The treatment of sickle cell disease with hydroxyurea may reduce the incidence of vaso-occlusive crises, and reduce proteinuria. Similarly, blood transfusions may have a positive effect on tissue oxygenation. Although the impact on renal outcomes is not established, other treatments such as hematopoietic stem cell transplantation and gene therapies may also preserve the kidney function. In 2023, the US Food and Drug Administration approved two autologous gene therapy products, Lyfgenia® (lovotibeglogene autotemcel by Bluebird Bio) and Casgevy® (exagamglogene autotemcel by Vertex Pharmaceuticals) for the treatment of individuals with sickle cell disease [8].
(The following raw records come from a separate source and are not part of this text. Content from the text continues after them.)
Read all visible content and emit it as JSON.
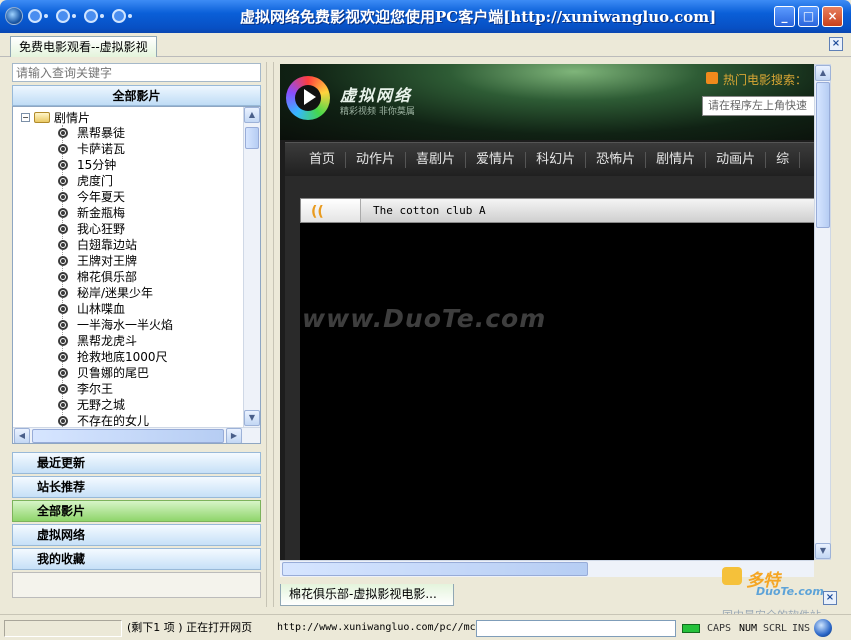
{
  "window": {
    "title": "虚拟网络免费影视欢迎您使用PC客户端[http://xuniwangluo.com]",
    "min_label": "_",
    "max_label": "□",
    "close_label": "×"
  },
  "main_tab": {
    "label": "免费电影观看--虚拟影视",
    "close": "×"
  },
  "left_panel": {
    "search_placeholder": "请输入查询关键字",
    "header": "全部影片",
    "tree_root": "剧情片",
    "tree_items": [
      "黑帮暴徒",
      "卡萨诺瓦",
      "15分钟",
      "虎度门",
      "今年夏天",
      "新金瓶梅",
      "我心狂野",
      "白翅靠边站",
      "王牌对王牌",
      "棉花俱乐部",
      "秘岸/迷果少年",
      "山林喋血",
      "一半海水一半火焰",
      "黑帮龙虎斗",
      "抢救地底1000尺",
      "贝鲁娜的尾巴",
      "李尔王",
      "无野之城",
      "不存在的女儿"
    ],
    "nav": [
      {
        "label": "最近更新",
        "active": false
      },
      {
        "label": "站长推荐",
        "active": false
      },
      {
        "label": "全部影片",
        "active": true
      },
      {
        "label": "虚拟网络",
        "active": false
      },
      {
        "label": "我的收藏",
        "active": false
      }
    ]
  },
  "site": {
    "logo_text": "虚拟网络",
    "logo_sub": "精彩视频 非你莫属",
    "hot_search": "热门电影搜索：",
    "search_placeholder": "请在程序左上角快速",
    "menu": [
      "首页",
      "动作片",
      "喜剧片",
      "爱情片",
      "科幻片",
      "恐怖片",
      "剧情片",
      "动画片",
      "综"
    ],
    "player_title": "The cotton club A",
    "player_icon": "((",
    "watermark": "www.DuoTe.com"
  },
  "browser_tab": {
    "label": "棉花俱乐部-虚拟影视电影...",
    "close": "×"
  },
  "overlay_watermark": {
    "brand": "多特",
    "sub": "DuoTe.com",
    "line": "国内最安全的软件站"
  },
  "status": {
    "remaining": "(剩下1 项 ) 正在打开网页",
    "url": "http://www.xuniwangluo.com/pc//mc",
    "caps": "CAPS",
    "num": "NUM",
    "scrl": "SCRL",
    "ins": "INS"
  },
  "colors": {
    "titlebar": "#0a5fd8",
    "active_nav": "#8fd56b",
    "hot_search": "#d7a534"
  }
}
During vaso-occlusive crises with hematuria, it is important to exclude other clinically relevant causes of hematuria (such as neoplasms). Once the diagnosis of renal papillary necrosis is confirmed, therapy remains supportive and includes intravenous fluids, discontinuation of diuretics, use of analgesics, avoidance of NSAIDs, and blood transfusion if necessary [4, 7].

In summary, sickle cell nephropathy is a rare and elusive condition that should be considered in the differential diagnosis of renal papillary necrosis and renal tubular dysfunction.